Worst-case thinking means generally bad decision making for several reasons. First, it's only half of the cost-benefit equation. Every decision has costs and benefits, risks and rewards. By speculating about what can possibly go wrong, and then acting as if that is likely to happen, worst-case thinking focuses only on the extreme but improbable risks and does a poor job at assessing outcomes.
h/t to Ed Cone for the link.
All the News That’s Fit to Pay for in January
The Grey Lady is going to start charging for access to articles on her website starting in January, 2011. Looks like they're trying to put the cat back in the bag, the horse back in the barn and the toothpaste back in the tube. Good luck with that.
Tomorrow’s Economic Forecast Decidedly Mixed
You know how weather forecasters always hedge their bets with phrases like, "Tomorrow's forecast is decidedly mixed" which, to me, is like saying "You may or may not wake up tomorrow." Anyway, all the recent economic news has me thinking that our economic forecast is, well, decidedly mixed.
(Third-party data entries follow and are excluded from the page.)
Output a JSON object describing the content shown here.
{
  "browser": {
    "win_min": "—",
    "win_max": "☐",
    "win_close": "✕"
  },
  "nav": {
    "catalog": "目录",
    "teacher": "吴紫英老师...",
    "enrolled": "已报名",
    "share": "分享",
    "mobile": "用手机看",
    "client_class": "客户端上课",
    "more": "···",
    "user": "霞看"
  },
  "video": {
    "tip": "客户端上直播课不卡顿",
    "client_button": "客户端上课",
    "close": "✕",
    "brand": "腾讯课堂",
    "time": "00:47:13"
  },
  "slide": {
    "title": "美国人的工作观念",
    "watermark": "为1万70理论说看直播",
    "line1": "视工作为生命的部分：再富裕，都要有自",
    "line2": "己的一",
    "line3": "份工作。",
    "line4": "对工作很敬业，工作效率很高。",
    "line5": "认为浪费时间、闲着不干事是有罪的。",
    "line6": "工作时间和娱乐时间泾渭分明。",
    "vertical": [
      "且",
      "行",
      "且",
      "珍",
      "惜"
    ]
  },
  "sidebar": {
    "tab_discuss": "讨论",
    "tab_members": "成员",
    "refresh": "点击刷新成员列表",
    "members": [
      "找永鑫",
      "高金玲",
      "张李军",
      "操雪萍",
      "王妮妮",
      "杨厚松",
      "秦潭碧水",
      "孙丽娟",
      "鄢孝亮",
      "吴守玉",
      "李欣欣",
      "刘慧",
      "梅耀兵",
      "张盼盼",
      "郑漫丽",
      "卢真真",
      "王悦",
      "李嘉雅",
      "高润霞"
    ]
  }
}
In bullet point fashion:
- Stock market – The markets have rebounded nicely from the beginning of the "Great Recession," yet the little "1,000 point drop in a blink of the eye" moment we had a few days back has everyone as nervous as a long-tailed cat in a room full of rocking chairs.
- Employment – Lots of hiring going on, but even more people are looking for jobs.
- Housing – The recently ended stimulus for home buyers seemed to goose the market, but foreclosures are up over last year (at least here in NC).
- Banks/Financial Services – There's (mostly empty) talk of reforming the industry so that "too big to fail" doesn't recur, and then we find out that banks are making butt-loads of money doing some things that are highly improbable, if not impossible.
Yep. All in all I'd say our economic outlook is decidedly mixed, and I'll even go out on a limb and say that the markets will close either up or down tomorrow. Tomorrow I'll tell you why the winner of the 2011 Super Bowl will most likely be a team that plays in the NFL.